Source: Thomson Reuters
Fitch Ratings and Moody’s lowered their outlooks for Boeing Co (BA.N) to “negative” from “stable” on Monday, citing delays in its 737 MAX jets’ return to service.
The revision, which comes on the heels of Boeing’s nearly $5 billion charge related to the grounding, could potentially increase borrowing costs for the world’s largest planemaker.
Both the ratings agencies, however, retained their investment grade credit rating on Boeing debt, given the company’s liquidity, financial flexibility and dominant position in the market. Fitch has an ‘A’/’F1’ rating on Boeing debt, while Moody’s has an ‘A2’ rating.
Boeing is facing one of the worst crises in its history as its fastest-selling jetliner has been grounded since March after crashes in Ethiopia and Indonesia that killed a total of 346 people.
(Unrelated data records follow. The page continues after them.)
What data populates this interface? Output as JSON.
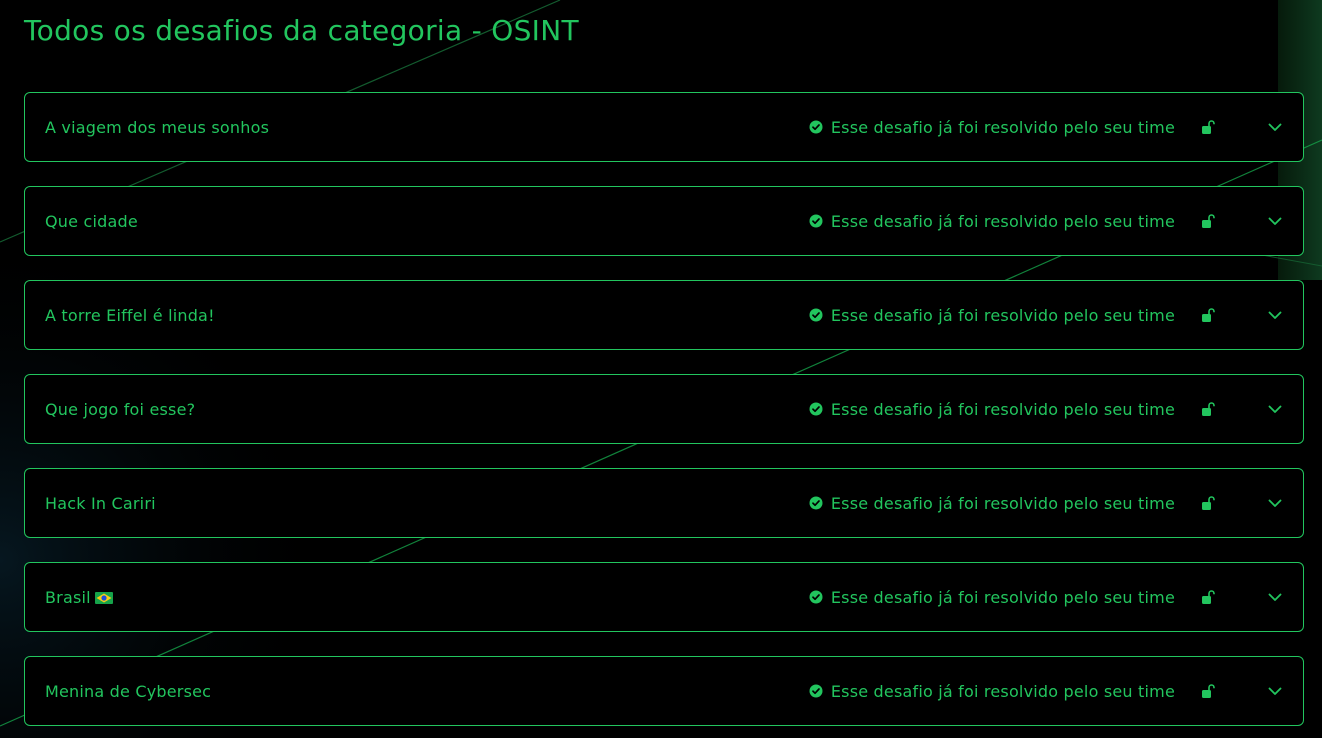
{
  "page": {
    "title": "Todos os desafios da categoria - OSINT"
  },
  "challenges": [
    {
      "title": "A viagem dos meus sonhos",
      "status": "Esse desafio já foi resolvido pelo seu time",
      "flag": ""
    },
    {
      "title": "Que cidade",
      "status": "Esse desafio já foi resolvido pelo seu time",
      "flag": ""
    },
    {
      "title": "A torre Eiffel é linda!",
      "status": "Esse desafio já foi resolvido pelo seu time",
      "flag": ""
    },
    {
      "title": "Que jogo foi esse?",
      "status": "Esse desafio já foi resolvido pelo seu time",
      "flag": ""
    },
    {
      "title": "Hack In Cariri",
      "status": "Esse desafio já foi resolvido pelo seu time",
      "flag": ""
    },
    {
      "title": "Brasil",
      "status": "Esse desafio já foi resolvido pelo seu time",
      "flag": "brazil-flag-icon"
    },
    {
      "title": "Menina de Cybersec",
      "status": "Esse desafio já foi resolvido pelo seu time",
      "flag": ""
    }
  ],
  "icons": {
    "status": "check-circle-icon",
    "lock": "unlocked-icon",
    "expand": "chevron-down-icon"
  },
  "colors": {
    "accent": "#22c55e",
    "background": "#000000"
  }
}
Fitch said MAX will remain a concern for the aviation sector in 2020, and expects a lingering impact on Boeing’s operating margin for several years after the jet returns to service.
The outlook revision was also based on the challenge of returning parked planes to service, delivering stored post-production aircraft and the financing needed to build up working capital, Fitch said.
The outlook indicates the direction in which Fitch’s rating is likely to move over a year or two.
Boeing did not respond to a request for comment.
Moody’s said the grounding of the company’s 737 MAX aircraft will run longer than expected, which will compound its operational disruption, costs and the size of the investment in working capital.
“The negative outlook also contemplates the execution risk in returning the narrow-body franchise to normalcy following the grounding’s end, which remains uncertain, and the timeframe for repaying the debt incurred to fund the grounding and restore confidence in the all-important MAX program, and in Boeing, more broadly,” Moody’s said.
As of March 31, Boeing had total debt of $14.7 billion according to Refinitiv data, and Fitch said it estimated that consolidated debt for the company would rise by almost $10 billion to nearly $24 billion in 2019.
“The MAX situation also presents significant public relations challenges, and the impact on Boeing’s reputation and brand will be a watch item for the next year or more,” Fitch said.
Fitch in April had warned that 2019 would be stressful for Boeing, expecting most credit metrics to deteriorate.
On Monday, it flagged the risk of higher concessions to airlines, especially if the MAX grounding extends into the end-of-year holiday season.